John Slaughter, senior director of commercial programs for Northrop Grumman’s space systems sector, said the agreement is a continuation of a decadeslong relationship between the companies.
“This cements that relationship,” he said, “for, I believe, many years to come.”
Northrop Grumman expects to spend $450 million on the Bacchus expansion, with most of that sum being spent within Salt Lake County and the state, Brian Tucker, interim planning supervisor for the Greater Salt Lake Municipal Services District, told council members.
The company says it anticipates creating about 200 long-term, high-tech manufacturing jobs.
To fulfill the contract, rocket motors will be produced at multiple Utah facilities, including Bacchus, Promontory and Clearfield. All of those facilities will grow to meet the heightened demand, the company said, but Bacchus will experience the largest expansion.
Northrop Grumman plans to construct nine new buildings in unincorporated Salt Lake County as part of the upgrade, with five of those located in the newly rezoned area.
The buildings in the rezoned area will be used for casting liquid fuels into rocket casings. The boosters then will be sent to a finishing building in neighboring West Valley City.
The company says it will produce new iterations of rocket boosters it already makes.
According to the county, the expansion will bring no new negative effects for the area and does not conflict with the recently adopted West General Plan. It does, however, create hurdles with grading, increased runoff and rerouting a stream that flows through the acreage.

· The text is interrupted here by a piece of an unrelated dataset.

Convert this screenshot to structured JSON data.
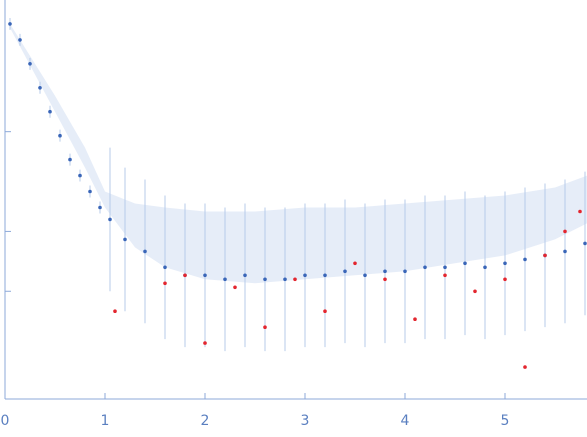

“We’ve identified a number of significant challenges,” Tucker said, “but, to date, there’s been no indication that these potential impacts can’t be mitigated.”
The hazard zones that were already established around the plant will not change.
A groundbreaking is expected at the Bacchus site in August. Before the project can move forward, Northrop Grumman will need to secure a conditional use permit from the county.